Executive Protection Institute

Executive Protection Institute

The risks of unconditional obedience in Executive Protection: the dangerous 'Yes Pattern'.

Executive Protection is probably the only profession based on habits and customs, improvisations, cognitive biases and very few serious studies and research. The profession was able to function this way for decades in many countries, since nothing happened and the inefficiency and danger of this pseudo methodology was not seen. Unfortunately, Mexico is no longer one of these countries and in the last year alone, 9 executives and 15 of their escorts were murdered here.

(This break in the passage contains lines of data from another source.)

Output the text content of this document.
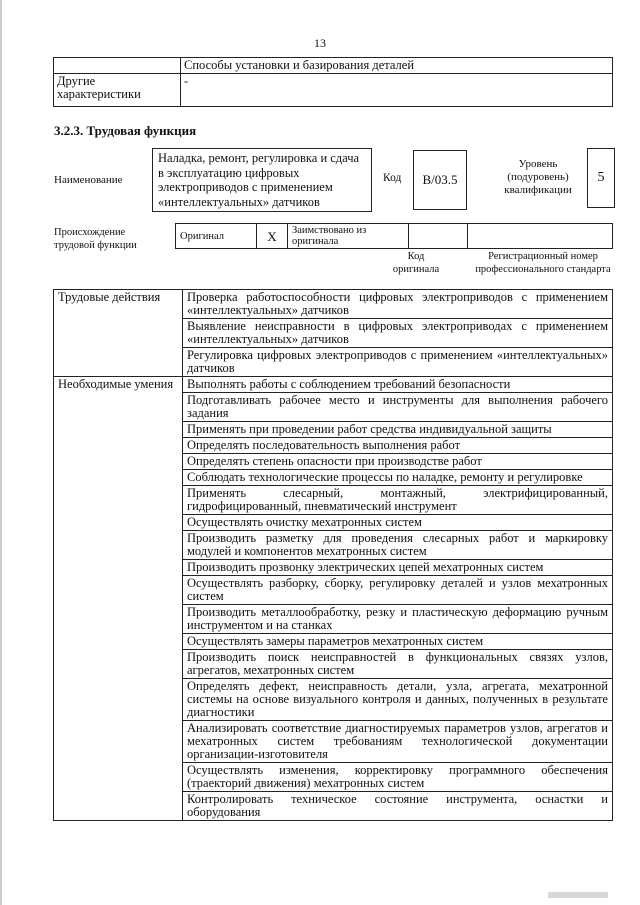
13
	Способы установки и базирования деталей
Другие характеристики	-
3.2.3. Трудовая функция
Наименование
Наладка, ремонт, регулировка и сдача в эксплуатацию цифровых электроприводов с применением «интеллектуальных» датчиков
Код	B/03.5
Уровень (подуровень) квалификации
5
Происхождение трудовой функции
Оригинал	X	Заимствовано из оригинала		
Код оригинала
Регистрационный номер профессионального стандарта
Трудовые действия	Проверка работоспособности цифровых электроприводов с применением «интеллектуальных» датчиков
	Выявление неисправности в цифровых электроприводах с применением «интеллектуальных» датчиков
	Регулировка цифровых электроприводов с применением «интеллектуальных» датчиков
Необходимые умения	Выполнять работы с соблюдением требований безопасности
	Подготавливать рабочее место и инструменты для выполнения рабочего задания
	Применять при проведении работ средства индивидуальной защиты
	Определять последовательность выполнения работ
	Определять степень опасности при производстве работ
	Соблюдать технологические процессы по наладке, ремонту и регулировке
	Применять слесарный, монтажный, электрифицированный, гидрофицированный, пневматический инструмент
	Осуществлять очистку мехатронных систем
	Производить разметку для проведения слесарных работ и маркировку модулей и компонентов мехатронных систем
	Производить прозвонку электрических цепей мехатронных систем
	Осуществлять разборку, сборку, регулировку деталей и узлов мехатронных систем
	Производить металлообработку, резку и пластическую деформацию ручным инструментом и на станках
	Осуществлять замеры параметров мехатронных систем
	Производить поиск неисправностей в функциональных связях узлов, агрегатов, мехатронных систем
	Определять дефект, неисправность детали, узла, агрегата, мехатронной системы на основе визуального контроля и данных, полученных в результате диагностики
	Анализировать соответствие диагностируемых параметров узлов, агрегатов и мехатронных систем требованиям технологической документации организации-изготовителя
	Осуществлять изменения, корректировку программного обеспечения (траекторий движения) мехатронных систем
	Контролировать техническое состояние инструмента, оснастки и оборудования
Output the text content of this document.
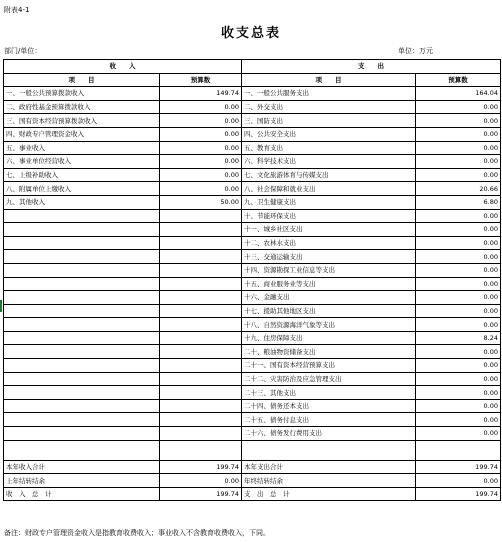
附表4-1
收支总表
部门/单位：	单位：万元
收　　入		支　　出	
项　　目	预算数	项　　目	预算数
一、一般公共预算拨款收入	149.74	一、一般公共服务支出	164.04
二、政府性基金预算拨款收入	0.00	二、外交支出	0.00
三、国有资本经营预算拨款收入	0.00	三、国防支出	0.00
四、财政专户管理资金收入	0.00	四、公共安全支出	0.00
五、事业收入	0.00	五、教育支出	0.00
六、事业单位经营收入	0.00	六、科学技术支出	0.00
七、上级补助收入	0.00	七、文化旅游体育与传媒支出	0.00
八、附属单位上缴收入	0.00	八、社会保障和就业支出	20.66
九、其他收入	50.00	九、卫生健康支出	6.80
		十、节能环保支出	0.00
		十一、城乡社区支出	0.00
		十二、农林水支出	0.00
		十三、交通运输支出	0.00
		十四、资源勘探工业信息等支出	0.00
		十五、商业服务业等支出	0.00
		十六、金融支出	0.00
		十七、援助其他地区支出	0.00
		十八、自然资源海洋气象等支出	0.00
		十九、住房保障支出	8.24
		二十、粮油物资储备支出	0.00
		二十一、国有资本经营预算支出	0.00
		二十二、灾害防治及应急管理支出	0.00
		二十三、其他支出	0.00
		二十四、债务还本支出	0.00
		二十五、债务付息支出	0.00
		二十六、债务发行费用支出	0.00

本年收入合计	199.74	本年支出合计	199.74
上年结转结余	0.00	年终结转结余	0.00
收　入　总　计	199.74	支　出　总　计	199.74
备注：财政专户管理资金收入是指教育收费收入；事业收入不含教育收费收入，下同。
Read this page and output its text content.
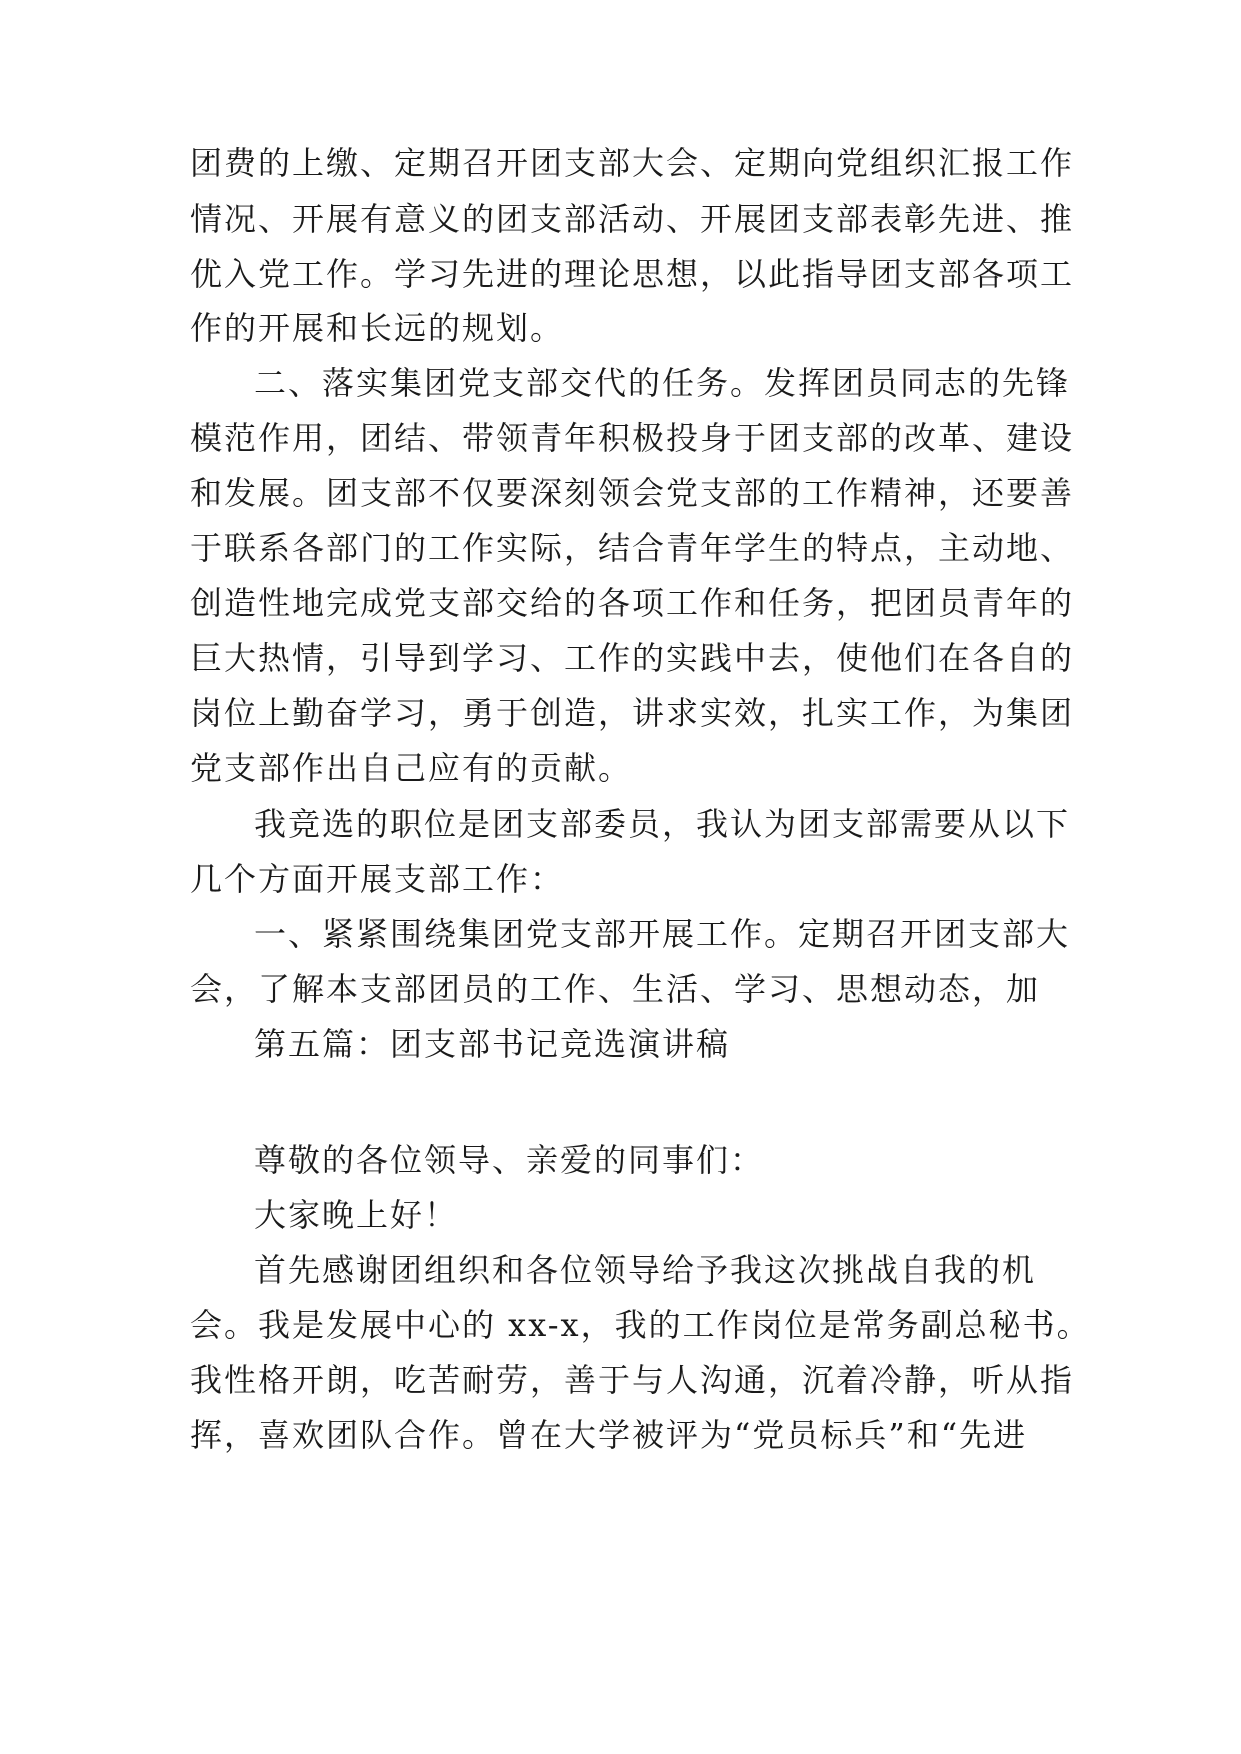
团费的上缴、定期召开团支部大会、定期向党组织汇报工作
情况、开展有意义的团支部活动、开展团支部表彰先进、推
优入党工作。学习先进的理论思想，以此指导团支部各项工
作的开展和长远的规划。
二、落实集团党支部交代的任务。发挥团员同志的先锋
模范作用，团结、带领青年积极投身于团支部的改革、建设
和发展。团支部不仅要深刻领会党支部的工作精神，还要善
于联系各部门的工作实际，结合青年学生的特点，主动地、
创造性地完成党支部交给的各项工作和任务，把团员青年的
巨大热情，引导到学习、工作的实践中去，使他们在各自的
岗位上勤奋学习，勇于创造，讲求实效，扎实工作，为集团
党支部作出自己应有的贡献。
我竞选的职位是团支部委员，我认为团支部需要从以下
几个方面开展支部工作：
一、紧紧围绕集团党支部开展工作。定期召开团支部大
会，了解本支部团员的工作、生活、学习、思想动态，加
第五篇：团支部书记竞选演讲稿
尊敬的各位领导、亲爱的同事们：
大家晚上好！
首先感谢团组织和各位领导给予我这次挑战自我的机
会。我是发展中心的 xx-x，我的工作岗位是常务副总秘书。
我性格开朗，吃苦耐劳，善于与人沟通，沉着冷静，听从指
挥，喜欢团队合作。曾在大学被评为“党员标兵”和“先进
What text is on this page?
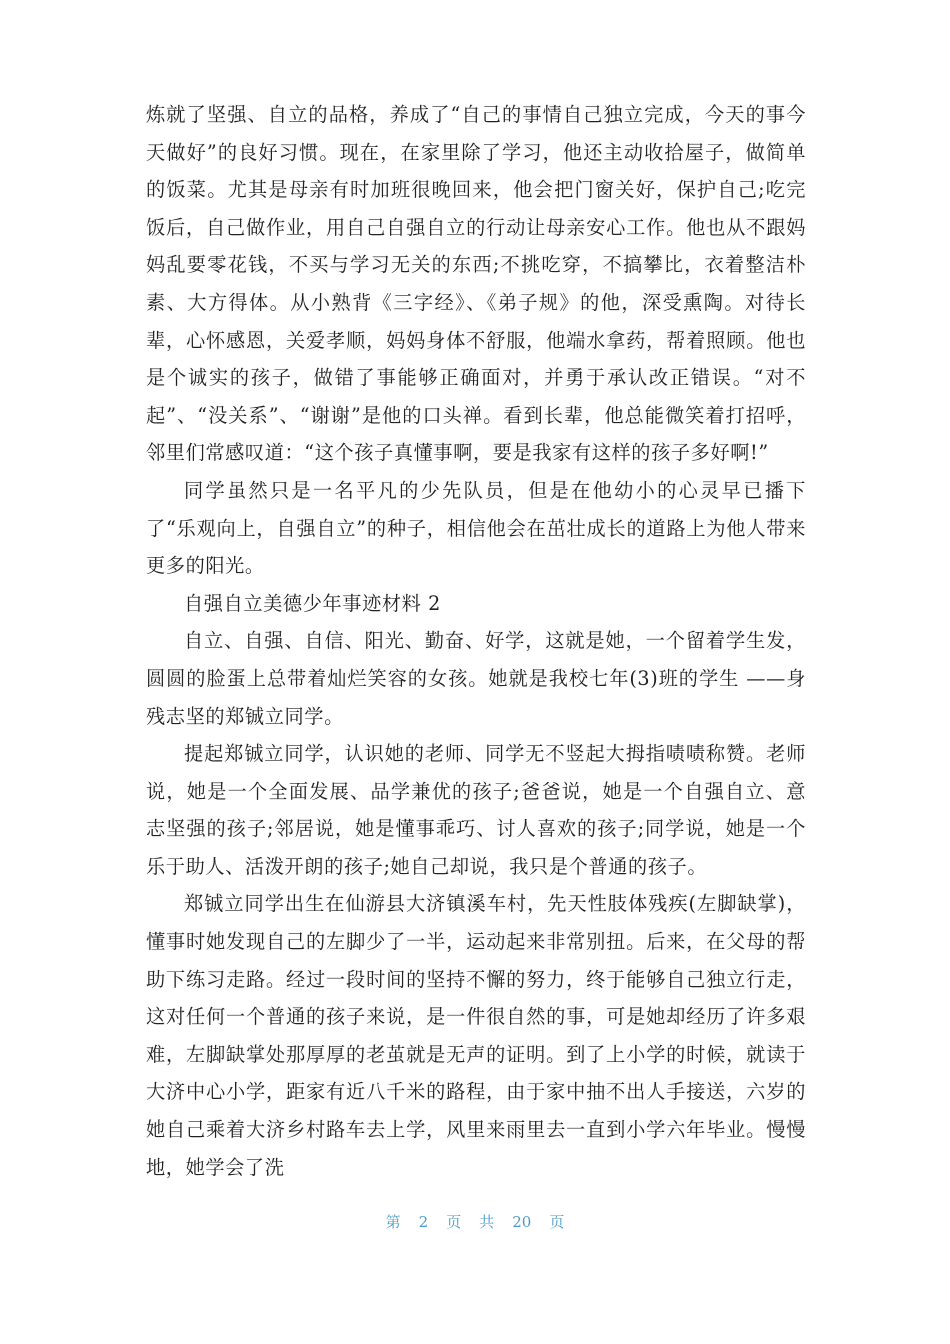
炼就了坚强、自立的品格，养成了“自己的事情自己独立完成，今天的事今天做好”的良好习惯。现在，在家里除了学习，他还主动收拾屋子，做简单的饭菜。尤其是母亲有时加班很晚回来，他会把门窗关好，保护自己;吃完饭后，自己做作业，用自己自强自立的行动让母亲安心工作。他也从不跟妈妈乱要零花钱，不买与学习无关的东西;不挑吃穿，不搞攀比，衣着整洁朴素、大方得体。从小熟背《三字经》、《弟子规》的他，深受熏陶。对待长辈，心怀感恩，关爱孝顺，妈妈身体不舒服，他端水拿药，帮着照顾。他也是个诚实的孩子，做错了事能够正确面对，并勇于承认改正错误。“对不起”、“没关系”、“谢谢”是他的口头禅。看到长辈，他总能微笑着打招呼，邻里们常感叹道：“这个孩子真懂事啊，要是我家有这样的孩子多好啊!”

同学虽然只是一名平凡的少先队员，但是在他幼小的心灵早已播下了“乐观向上，自强自立”的种子，相信他会在茁壮成长的道路上为他人带来更多的阳光。

自强自立美德少年事迹材料 2

自立、自强、自信、阳光、勤奋、好学，这就是她，一个留着学生发，圆圆的脸蛋上总带着灿烂笑容的女孩。她就是我校七年(3)班的学生 ——身残志坚的郑铖立同学。

提起郑铖立同学，认识她的老师、同学无不竖起大拇指啧啧称赞。老师说，她是一个全面发展、品学兼优的孩子;爸爸说，她是一个自强自立、意志坚强的孩子;邻居说，她是懂事乖巧、讨人喜欢的孩子;同学说，她是一个乐于助人、活泼开朗的孩子;她自己却说，我只是个普通的孩子。

郑铖立同学出生在仙游县大济镇溪车村，先天性肢体残疾(左脚缺掌)，懂事时她发现自己的左脚少了一半，运动起来非常别扭。后来，在父母的帮助下练习走路。经过一段时间的坚持不懈的努力，终于能够自己独立行走，这对任何一个普通的孩子来说，是一件很自然的事，可是她却经历了许多艰难，左脚缺掌处那厚厚的老茧就是无声的证明。到了上小学的时候，就读于大济中心小学，距家有近八千米的路程，由于家中抽不出人手接送，六岁的她自己乘着大济乡村路车去上学，风里来雨里去一直到小学六年毕业。慢慢地，她学会了洗

第 2 页 共 20 页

One of the concepts contributing to this disastrous outcome is undoubtedly
the "Si Patron". In this concept, the escorts basically follow the executive, do what he or she tells them to do, without having any influence over the attitudes and/or activity of the protégé, some of whom exponentially raise their risks making it impossible to protect them. As demonstrated by the aforementioned 24 unfortunate deaths in Mexico in the last year.

The deadly "Yes Pattern" methodology is based on three premises that are wholly or partially fallacious:

1. We are hired to make the executive's life easier.
2. He who pays the piper calls the tune. The executive will not accept suggestions, since he pays and what he wants is done.
3. We cannot change the executive's lifestyle.

These arguments would seem convincing if it were not for the disastrous results of their application. But let us analyze:

1. We are not hired to make executives' lives easier, but to manage and reduce their risks. While it is true that many of our activities as a "by product" make the executive's life easier, this is not our main objective. We are hired because a security study showed that the executive is vulnerable to certain risks, which he himself understands and accepts, and we are implementing the necessary measures to mitigate them. Otherwise, we would be called "executive hostesses" and not executive protection. However, it is true that many executive comfort activities that we can perform help reduce risks as we explain in this video:

but there are also many other activities of the same nature that can increase risks if carried out indiscriminately.

2. In executive protection, "he who pays the piper calls the tune" does not apply. Our profession is the activity where lives depend on the protectors in the same way that the lives of the passengers depend on the pilot of an airplane, and no passenger gives orders to the pilot on how to steer the aircraft, even though they paid for the ticket, or even if it were the owner of the airline himself.

3. No one is trying to change the lifestyle of executives, only to make the necessary logistical adjustments to manage their risks. These are two very different things. Here are some examples: businessman Adolfo Lagos was murdered in 2017 when his escorts were trying to defend him from an assault while riding his bicycle on a route with high rates of this crime. Changing his lifestyle would be to have told him to stop cycling. Suggesting a route with lower crime rates would be a logistical adjustment that reduces the risks only without affecting the lifestyle itself. Businessman Martin Rodriguez was murdered in 2021 as he left the gym. Changing the lifestyle would be to have told him to stop going to the gym. Suggesting other facilities that do not involve as much "sewing" would be a logistical adjustment only. (Of course, apparently in the latter case many other things would be required).

The list of unfortunate deaths caused in whole or in part by the "Si Patron" concept is very long. This is why modern Executive Protection starts with establishing the client's own collaboration. Of course, this requires a new set of skills which are communication, negotiation and persuasion of the user, something very different from the reactive skills traditionally associated with our profession.

Executives, for the most part, are intelligent and capable people who understand the reasons and well-founded concepts. This is a process of negotiation and acceptance by conviction, not imposition. At least, these are our experiences of operating with executives in LATAM for almost 30 years. Of course, there will always be colleagues who can't, don't know, don't want to or simply are not interested in this type of work. However, from what we have seen in Mexico in the last year alone, achieving collaboration with the executive has no alternative to save lives, both of the protected and the protectors.